French Onion Tarte Tatin 🧅
Was inspired on putting a twist on this classic after a recent trip to @thecloveclub, recipe below!
Onion Jam Method
Melt about a tablespoon or so of butter into a pan
Add your sliced onions and allow to caramelize and get color, without moving them around so much.
When they begin a fond on the bottom of the pan add a little water to deglaze and bring those flavors into the onions and then further cook until liquid evaporates; repeat
Do this until the onions are a dark caramelized complexion and just before they’re finished, the final addition of liquid should be a little beef stock or even some sherry vinegar.
I personally like to deglaze with some sherry, season with salt, a few sprigs of thyme and some fresh cracked pepper
Set aside for later or keep chilled in the fridge
Pie Dough
2 cups all-purpose flour
1 tbsp sugar
1 tsp salt
1 cup unsalted butter, (2 sticks) sliced
2 tbsp milk
1 egg
Combine the sugar, salt, and milk into a bowl.
Add in the egg and slowly blend in the dough.
Add the butter, pulse until the butter is broken down and blended well into the mixture.

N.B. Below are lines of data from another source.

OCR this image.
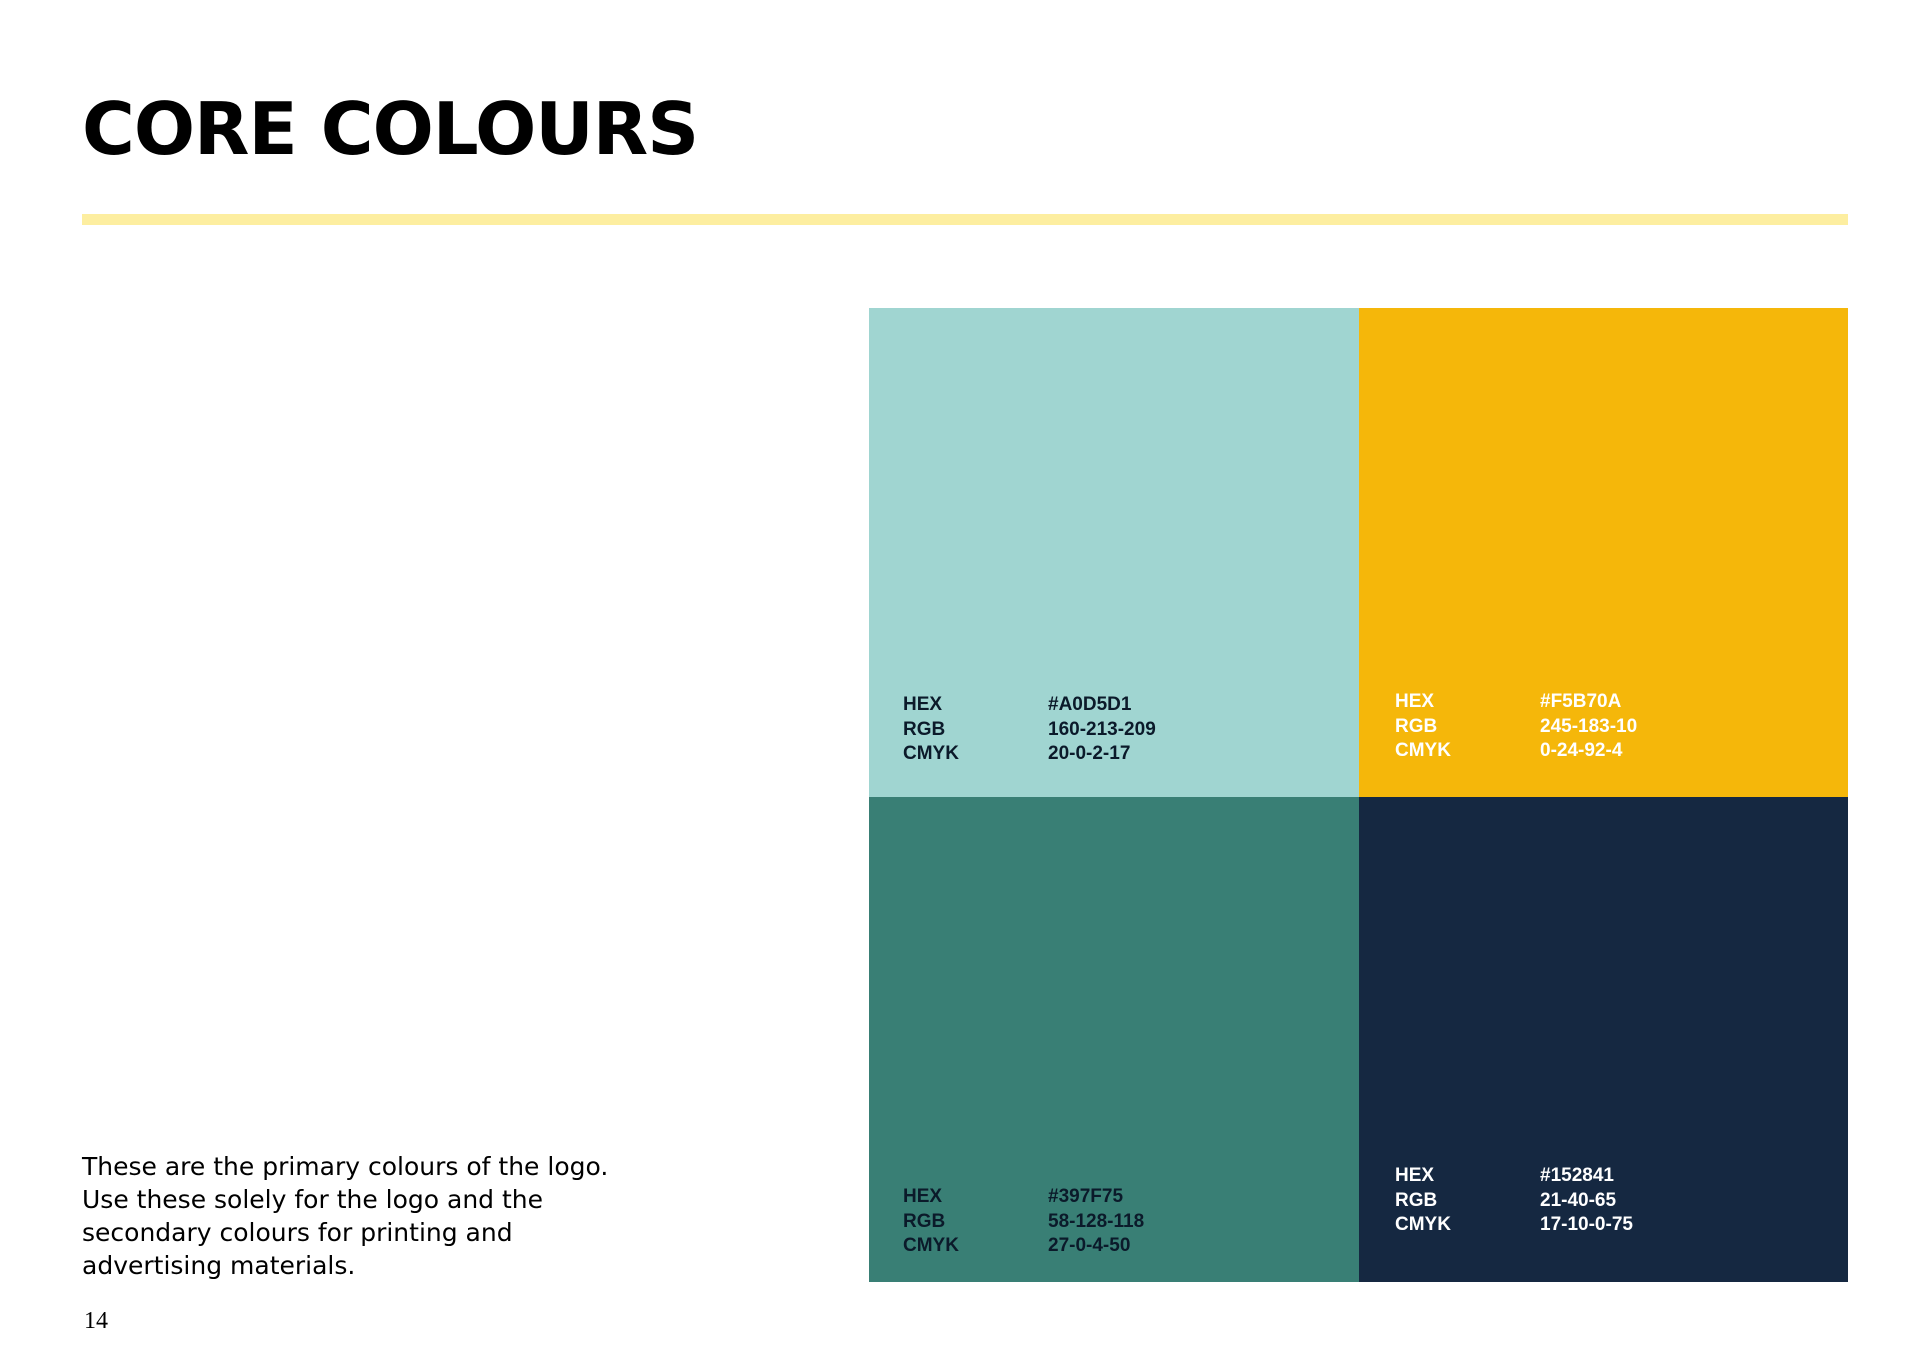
CORE COLOURS
HEX	#A0D5D1
RGB	160-213-209
CMYK	20-0-2-17
HEX	#F5B70A
RGB	245-183-10
CMYK	0-24-92-4
HEX	#397F75
RGB	58-128-118
CMYK	27-0-4-50
HEX	#152841
RGB	21-40-65
CMYK	17-10-0-75

These are the primary colours of the logo. Use these solely for the logo and the secondary colours for printing and advertising materials.

14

Split into two discs and keep chilled
*When rolling out the dough, I like to do this ahead of time and keep it chilled in the freezer, having a stiffer dough is better to handle and helps prevent the butter from softening too much before the bake. I like to make little ridges around the outside, like a pizza crust, to help hold it all in when it bakes. I also dock the dough to help with even cooking
To assemble…
Butter the bottom of a stainless steel or cast iron pan
Dust evenly with about 1 to 2 tablespoons granulated sugar
Lay the onion wedges on top, yellow, Spanish, sweet; doesn’t matter just stay away from white onions
Once the bottom of your pan is starting to caramelize, lay down the onion jam. You may need to move the pan around the heat to ensure even caramelizing
I then added a good handful or grated smoked gruyere
Season with a little salt and some fresh thyme
Throw the pie crust on top, make a few air vents and bake at 400 for about 30 minutes
Allow to cool for 10 minutes before inverting onto a plate
Let cool for 20 minutes before slicing!